Examining the sixth lecture from Professor Michael Spagat’s Economics of Warfare course that he gives at Royal Holloway University. It is posted on his blog Wars, Numbers and Human Losses at: https://mikespagat.wordpress.com/
In this lecture, Dr. Spagat works from three existing database from the Uppsala Conflict Data Program (run by a group in Sweden). We were aware of these when we were doing our work on insurgencies, but never tapped them. We probably would have at some point, if the work had continued.
Anyhow, Dr. Spagat continues with his analysis of civilian casualties in conflict. We certainly could have done something useful with his Civilian Targeting Index (CTI — defined on slide 3) and looking at whether it effected the outcome of an insurgency. Slide 4 is worth noting, as is slide 8.
The link to the lecture is here: http://personal.rhul.ac.uk/uhte/014/Economics%20of%20Warfare/Lecture%206.pdf
On slide 6 is his four “key take-home” points.
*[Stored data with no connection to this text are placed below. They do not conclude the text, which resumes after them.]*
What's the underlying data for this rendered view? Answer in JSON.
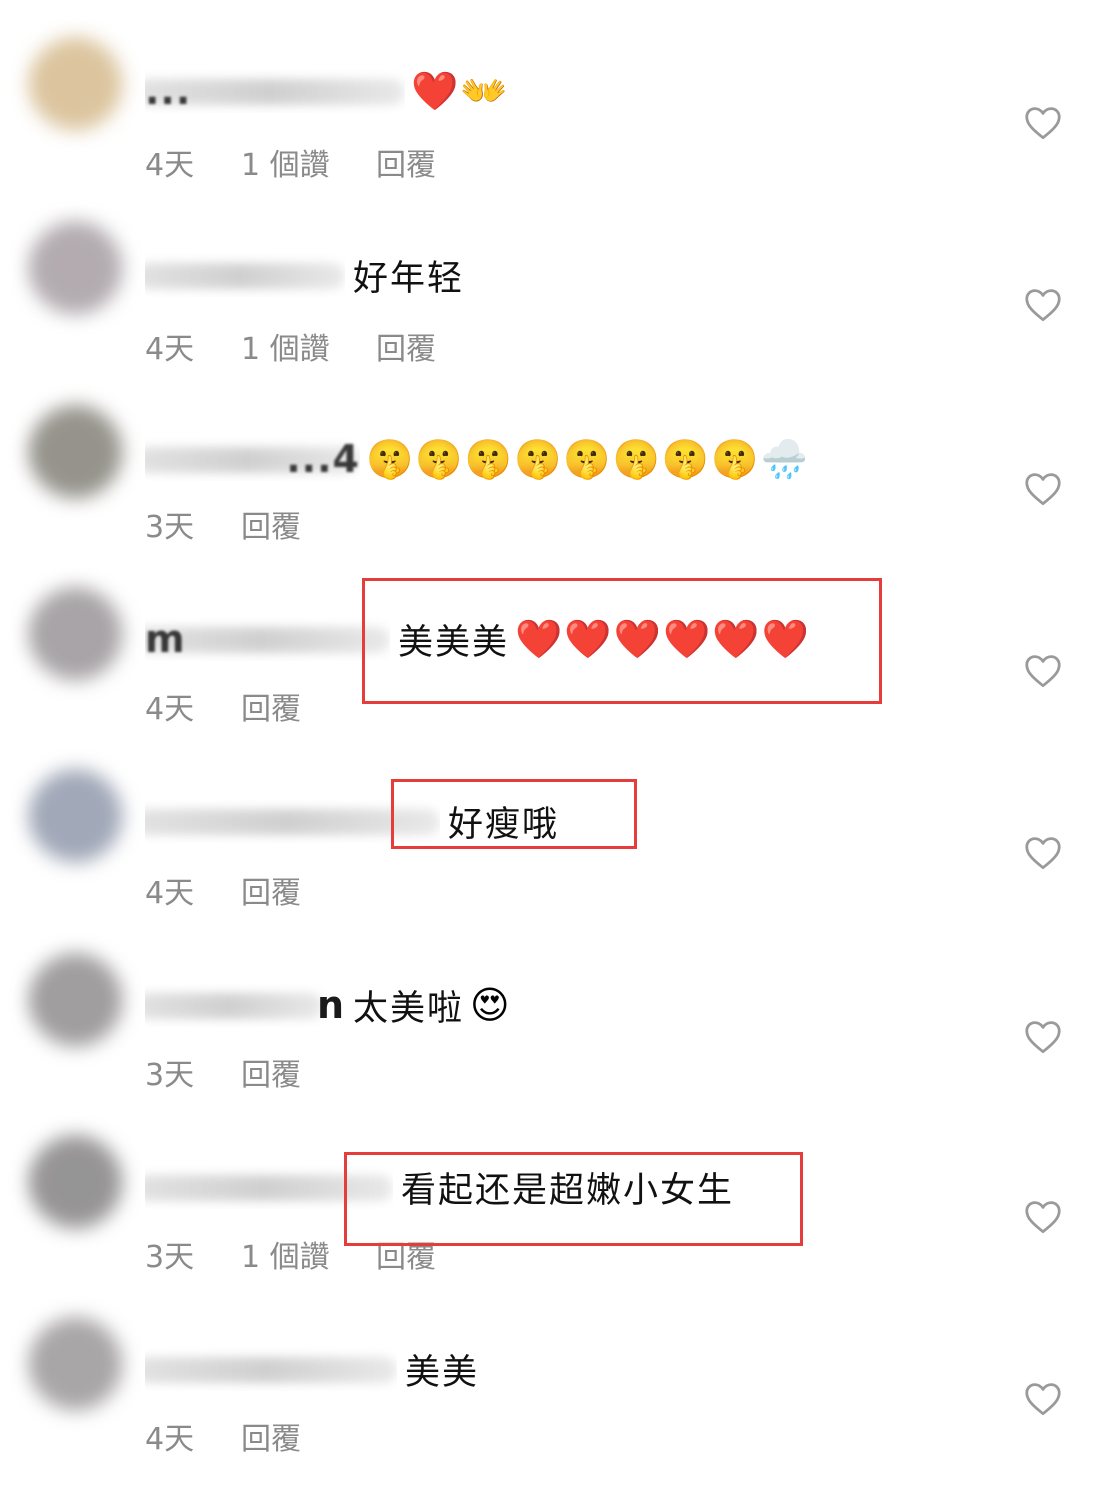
{
  "comments": [
    {
      "username": "...",
      "text": "",
      "emojis": "❤️👐",
      "age": "4天",
      "likes": "1 個讚",
      "reply": "回覆",
      "avatar_color": "#c9a66b"
    },
    {
      "username": "",
      "text": "好年轻",
      "emojis": "",
      "age": "4天",
      "likes": "1 個讚",
      "reply": "回覆",
      "avatar_color": "#8a7f86"
    },
    {
      "username": "...4",
      "text": "",
      "emojis": "🤫🤫🤫🤫🤫🤫🤫🤫🌧️",
      "age": "3天",
      "likes": "",
      "reply": "回覆",
      "avatar_color": "#5e5a4f"
    },
    {
      "username": "m",
      "text": "美美美",
      "emojis": "❤️❤️❤️❤️❤️❤️",
      "age": "4天",
      "likes": "",
      "reply": "回覆",
      "avatar_color": "#7a7478"
    },
    {
      "username": "",
      "text": "好瘦哦",
      "emojis": "",
      "age": "4天",
      "likes": "",
      "reply": "回覆",
      "avatar_color": "#6f7a92"
    },
    {
      "username": "n",
      "text": "太美啦",
      "emojis": "😍",
      "age": "3天",
      "likes": "",
      "reply": "回覆",
      "avatar_color": "#6e6a6c"
    },
    {
      "username": "",
      "text": "看起还是超嫩小女生",
      "emojis": "",
      "age": "3天",
      "likes": "1 個讚",
      "reply": "回覆",
      "avatar_color": "#5f5c5e"
    },
    {
      "username": "",
      "text": "美美",
      "emojis": "",
      "age": "4天",
      "likes": "",
      "reply": "回覆",
      "avatar_color": "#7c777a"
    }
  ],
  "colors": {
    "highlight": "#e53c3c",
    "meta": "#8a8a8a",
    "icon": "#9a9a9a"
  },
  "icons": {
    "like": "heart-outline-icon"
  }
}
They are:
- “First, the majority (61%) of all formally organized actors in armed conflict during 2002-2007 refrained from killing civilians in deliberate, direct targeting…”
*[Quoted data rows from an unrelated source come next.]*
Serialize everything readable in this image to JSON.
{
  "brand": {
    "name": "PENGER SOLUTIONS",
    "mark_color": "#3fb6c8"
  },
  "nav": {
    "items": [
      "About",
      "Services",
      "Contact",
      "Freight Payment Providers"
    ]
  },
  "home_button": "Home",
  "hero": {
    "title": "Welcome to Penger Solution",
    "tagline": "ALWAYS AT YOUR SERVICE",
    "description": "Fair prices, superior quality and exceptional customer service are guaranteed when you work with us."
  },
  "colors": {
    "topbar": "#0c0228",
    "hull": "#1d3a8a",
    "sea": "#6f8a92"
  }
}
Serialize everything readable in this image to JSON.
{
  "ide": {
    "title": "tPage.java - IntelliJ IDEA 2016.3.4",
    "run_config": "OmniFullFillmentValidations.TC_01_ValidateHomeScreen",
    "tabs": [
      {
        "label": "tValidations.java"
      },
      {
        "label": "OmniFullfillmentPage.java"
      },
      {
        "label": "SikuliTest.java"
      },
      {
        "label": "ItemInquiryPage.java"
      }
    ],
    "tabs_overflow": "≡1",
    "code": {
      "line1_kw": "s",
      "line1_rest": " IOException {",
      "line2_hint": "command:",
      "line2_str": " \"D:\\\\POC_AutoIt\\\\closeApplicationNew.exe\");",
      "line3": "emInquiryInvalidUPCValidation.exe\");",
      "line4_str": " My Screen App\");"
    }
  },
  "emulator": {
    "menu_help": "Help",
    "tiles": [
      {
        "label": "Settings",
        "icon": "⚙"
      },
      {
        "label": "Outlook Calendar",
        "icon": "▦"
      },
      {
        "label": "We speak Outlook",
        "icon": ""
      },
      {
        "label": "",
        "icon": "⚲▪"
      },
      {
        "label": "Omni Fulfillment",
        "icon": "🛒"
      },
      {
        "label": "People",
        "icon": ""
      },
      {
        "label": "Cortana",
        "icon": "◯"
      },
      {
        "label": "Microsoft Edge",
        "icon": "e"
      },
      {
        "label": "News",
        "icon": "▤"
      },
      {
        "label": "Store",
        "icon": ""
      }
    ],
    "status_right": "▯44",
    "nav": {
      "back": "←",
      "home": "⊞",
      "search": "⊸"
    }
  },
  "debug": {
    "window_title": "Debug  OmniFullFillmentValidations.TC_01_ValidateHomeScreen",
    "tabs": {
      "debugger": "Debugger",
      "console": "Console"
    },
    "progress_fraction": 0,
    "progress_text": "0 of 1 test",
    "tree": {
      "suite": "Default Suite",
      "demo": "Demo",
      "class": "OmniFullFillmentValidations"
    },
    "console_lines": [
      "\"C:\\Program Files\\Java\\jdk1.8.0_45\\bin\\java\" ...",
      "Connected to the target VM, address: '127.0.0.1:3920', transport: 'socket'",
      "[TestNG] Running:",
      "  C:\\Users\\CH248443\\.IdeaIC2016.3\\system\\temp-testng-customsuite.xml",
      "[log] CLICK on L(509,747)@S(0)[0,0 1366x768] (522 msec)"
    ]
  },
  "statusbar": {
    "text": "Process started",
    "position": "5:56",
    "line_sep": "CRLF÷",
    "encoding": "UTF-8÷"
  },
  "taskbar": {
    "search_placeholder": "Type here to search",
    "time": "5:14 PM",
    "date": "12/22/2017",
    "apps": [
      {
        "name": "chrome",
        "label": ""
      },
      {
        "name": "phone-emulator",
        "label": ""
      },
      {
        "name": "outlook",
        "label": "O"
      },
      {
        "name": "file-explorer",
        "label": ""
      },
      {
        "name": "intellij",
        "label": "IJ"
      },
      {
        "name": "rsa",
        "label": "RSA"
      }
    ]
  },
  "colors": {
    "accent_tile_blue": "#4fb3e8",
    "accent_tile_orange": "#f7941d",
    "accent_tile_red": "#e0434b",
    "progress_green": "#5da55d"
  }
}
- “Second, actors were more likely to have carried out some degree of civilian targeting (CTI > 0), as opposed to none (CTI = 0), if they participated in armed conflict for three or more years rather than for one year….”
- “Third, among actors that targeted civilians (there were 88 of them), those that engaged in great scales of armed conflict concentrated less of their lethal behavior into civilian targeting and more into involvement with battle fatalities…”
- “Fourth, an actor’s likelihood and degree of targeting civilians was unaffected by whether it was a state or a non-state group.”
Now, granted this is a snap-shot of only five years, but it is one with more than 88 cases in it, but it is still interesting to note. None of the work we did support nor contradicts any of these results.
Slides 9 to 13 is a discussion of logistic regression and linear regression, which is something that I think everyone should understand, but won’t be surprised if our readers choose to skip it. There are some interesting (as always) Slides are pages 14, 16, 17 and 21. In fact, slide 21 is a pretty good to use in an argument with someone who thinks things are only getting worse. It is worth your while to look at it.
Starting on slide 22 to the end (slide 34), Dr. Spagat takes on counter-arguments developed as a result of examining World Health Surveys (WHS), which is a point worth noting. Lots of people like to throw around figures. These figures are not always very accurate.
Anyhow, these lectures are great to flip through, and if you actually carefully (and painfully) read through them, it is probably a better use of your time than most things you will do this week.